Keep the RSA key safe - without it you cannot generate the certificate signing request (CSR). You also need it later when uploading the certificate.
CSR
- After generating the RSA key (also known as a private key) and have taken a note of this, create the CSR using the following command:
- Enter the required information but do not set a challenge password
- Press Enter once complete
openssl req -new -key demo-domain.invalid.key -out demo-domain.invalid.csr
Replace demo-domain.invalid with the hostname the certificate is intended for
You are about to be asked to enter information that will be incorporated into your certificate request. What you are about to enter is what is called a Distinguished Name or a DN. There are quite a few fields but you can leave some blank. For some fields there will be a default value, If you enter '.', the field will be left blank. ----- Country Name (2 letter code) [AU]: NL State or Province Name (full name) [Some-State]: State Locality Name (eg, city) []: Cityname Organization Name (eg, company) [Internet Widgits Pty Ltd]: Your Company Name Organizational Unit Name (eg, section) []: Department Common Name (eg, YOUR name/FQDN) []:demo-domain.invalid Email Address []:example@demo-domain.invalid Please enter the following 'extra' attributes to be sent with your certificate request A challenge password []: An optional company name []:
The Common Name is important and must match your server CNAME/Control Panel Hostname settings.
If, for example, your Control Panel is hosted at server1.demo-domain.invalid, you should enter this as the Common Name. DO NOT enter HTTP:// or HTTPS://
Take a note of the CSR generated here and save it to a text document
Step 2 - Send the generated CSR to your Certificate Authority (CA)
The Certificate Authority (CA), on receipt of the CSR, will send you the signed certificate you need.

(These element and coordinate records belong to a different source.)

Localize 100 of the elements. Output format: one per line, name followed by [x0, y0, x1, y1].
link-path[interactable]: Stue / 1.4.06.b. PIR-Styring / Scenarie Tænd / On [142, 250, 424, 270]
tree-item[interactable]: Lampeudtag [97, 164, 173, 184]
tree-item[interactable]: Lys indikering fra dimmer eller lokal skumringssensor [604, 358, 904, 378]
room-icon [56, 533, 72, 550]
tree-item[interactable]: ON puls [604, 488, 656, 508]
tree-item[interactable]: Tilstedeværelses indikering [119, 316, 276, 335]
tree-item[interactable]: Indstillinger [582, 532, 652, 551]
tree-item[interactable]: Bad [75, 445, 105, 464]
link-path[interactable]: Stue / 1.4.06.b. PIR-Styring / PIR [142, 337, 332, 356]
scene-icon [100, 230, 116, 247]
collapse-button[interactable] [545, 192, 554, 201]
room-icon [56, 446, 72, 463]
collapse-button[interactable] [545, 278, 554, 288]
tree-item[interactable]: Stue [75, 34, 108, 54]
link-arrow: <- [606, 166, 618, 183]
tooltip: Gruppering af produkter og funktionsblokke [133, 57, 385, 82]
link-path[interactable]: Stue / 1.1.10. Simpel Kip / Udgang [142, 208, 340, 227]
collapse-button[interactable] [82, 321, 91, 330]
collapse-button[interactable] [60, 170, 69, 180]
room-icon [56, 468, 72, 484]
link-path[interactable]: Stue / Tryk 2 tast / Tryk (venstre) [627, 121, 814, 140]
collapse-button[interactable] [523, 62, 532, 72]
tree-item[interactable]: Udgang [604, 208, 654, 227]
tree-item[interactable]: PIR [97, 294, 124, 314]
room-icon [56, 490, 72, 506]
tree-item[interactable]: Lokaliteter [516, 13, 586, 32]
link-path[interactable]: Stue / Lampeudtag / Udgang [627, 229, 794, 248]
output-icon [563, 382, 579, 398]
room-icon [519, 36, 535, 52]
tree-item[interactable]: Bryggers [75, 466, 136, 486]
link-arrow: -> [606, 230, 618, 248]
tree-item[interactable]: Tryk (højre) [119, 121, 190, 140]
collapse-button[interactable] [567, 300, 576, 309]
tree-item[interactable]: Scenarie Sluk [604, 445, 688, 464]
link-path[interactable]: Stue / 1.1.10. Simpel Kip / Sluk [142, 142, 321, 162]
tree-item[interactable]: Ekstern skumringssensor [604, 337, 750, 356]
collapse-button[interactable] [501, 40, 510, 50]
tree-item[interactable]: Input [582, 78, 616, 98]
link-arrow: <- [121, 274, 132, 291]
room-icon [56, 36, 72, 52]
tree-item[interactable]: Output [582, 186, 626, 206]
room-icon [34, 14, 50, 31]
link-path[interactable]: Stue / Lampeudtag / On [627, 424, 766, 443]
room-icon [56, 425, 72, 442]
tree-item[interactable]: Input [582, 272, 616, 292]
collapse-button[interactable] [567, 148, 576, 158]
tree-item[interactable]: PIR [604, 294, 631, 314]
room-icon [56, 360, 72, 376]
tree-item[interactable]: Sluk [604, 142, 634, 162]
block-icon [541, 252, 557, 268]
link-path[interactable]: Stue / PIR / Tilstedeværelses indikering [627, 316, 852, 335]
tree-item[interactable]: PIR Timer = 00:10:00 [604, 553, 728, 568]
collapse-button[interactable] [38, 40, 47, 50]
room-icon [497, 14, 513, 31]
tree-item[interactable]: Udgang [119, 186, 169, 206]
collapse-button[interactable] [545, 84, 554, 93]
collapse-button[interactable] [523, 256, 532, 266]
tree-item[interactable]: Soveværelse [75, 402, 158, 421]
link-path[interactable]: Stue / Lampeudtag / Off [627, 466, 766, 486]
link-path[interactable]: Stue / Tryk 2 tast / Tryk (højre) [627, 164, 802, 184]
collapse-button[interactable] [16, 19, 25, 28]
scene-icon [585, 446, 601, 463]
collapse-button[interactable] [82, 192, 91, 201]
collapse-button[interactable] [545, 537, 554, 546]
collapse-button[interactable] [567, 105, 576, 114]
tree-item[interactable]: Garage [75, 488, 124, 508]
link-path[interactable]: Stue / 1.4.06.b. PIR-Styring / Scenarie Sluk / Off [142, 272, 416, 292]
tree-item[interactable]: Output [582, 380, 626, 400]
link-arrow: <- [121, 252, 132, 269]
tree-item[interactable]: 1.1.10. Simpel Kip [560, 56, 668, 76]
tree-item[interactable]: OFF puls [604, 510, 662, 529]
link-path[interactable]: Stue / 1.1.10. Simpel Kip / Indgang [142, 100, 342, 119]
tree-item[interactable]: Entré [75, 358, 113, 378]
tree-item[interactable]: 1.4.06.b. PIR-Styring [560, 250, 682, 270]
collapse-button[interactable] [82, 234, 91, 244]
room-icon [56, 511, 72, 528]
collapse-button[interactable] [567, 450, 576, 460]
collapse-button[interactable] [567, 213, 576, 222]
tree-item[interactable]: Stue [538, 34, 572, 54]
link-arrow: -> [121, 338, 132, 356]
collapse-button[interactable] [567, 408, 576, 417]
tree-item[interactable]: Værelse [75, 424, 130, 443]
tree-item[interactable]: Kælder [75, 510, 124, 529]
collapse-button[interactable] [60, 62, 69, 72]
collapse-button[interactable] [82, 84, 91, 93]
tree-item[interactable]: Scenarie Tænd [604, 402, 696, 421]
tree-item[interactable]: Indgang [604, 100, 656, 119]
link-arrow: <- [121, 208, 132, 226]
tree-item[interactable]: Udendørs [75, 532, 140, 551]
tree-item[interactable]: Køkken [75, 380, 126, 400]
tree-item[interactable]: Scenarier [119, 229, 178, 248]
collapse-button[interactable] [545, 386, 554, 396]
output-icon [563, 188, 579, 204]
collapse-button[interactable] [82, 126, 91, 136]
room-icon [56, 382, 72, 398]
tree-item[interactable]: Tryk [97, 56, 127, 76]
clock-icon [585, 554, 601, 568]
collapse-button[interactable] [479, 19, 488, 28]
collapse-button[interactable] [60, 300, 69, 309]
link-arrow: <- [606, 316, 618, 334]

You will also need to download any intermediate certificate(s) and root certificates from the certificate provider's website at this stage.
Make sure that you download copies of both intermediate and root certificates and not just the root one as this will not be accepted by the system alone.
Step 3 - Create PEM file containing certificates and RSA key
Once you have all the information you need from the Certificate Authority, you need to create a PEM file containing the following information in the following order:
- RSA key - This is the key generated along with the CSR that you received in Step 1 - Generate a Certificate Signing Request and RSA key using whichever method you
- Issued Certificate - This is the certificate issued by the Certificate Authority (CA)
- Intermediate Certificate(s) (if any) - Downloaded from the CA website
- Root Certificate(s) - Downloaded from the CA website
Save the file somewhere you can easily find it for the next step.
Step 4 - Upload SSL Certificates and RSA Key
Once you receive the certificates from the Certificate Authority (CA) and create the PEM file containing these certificates and the RSA Key, you can then upload it to SpamExperts.
If you already have a wildcard certificate for your domain, you can upload it, but you must ensure the certificate matches your Fully Qualified Domain Name (FQDN) or the browser will display an error stating that the certificate is invalid.
When uploading your own SSL certificate, you must also include any intermediate certificates.
- Login to SpamExperts as a Super-Admin Level user
- Navigate to the Branding > Certificates page
- Scroll down to the Certificate for HTTPS Connections section
- Click Browse and locate the PEM file containing the certificates and RSA key
- Click Save at the bottom of the page
A message will be displayed at the top of the page indicating if the upload was successful or not.
You can also upload the certificates from the Admin Level Control Panel in the Branding Management page - see Upload Certificate Bundle Manually.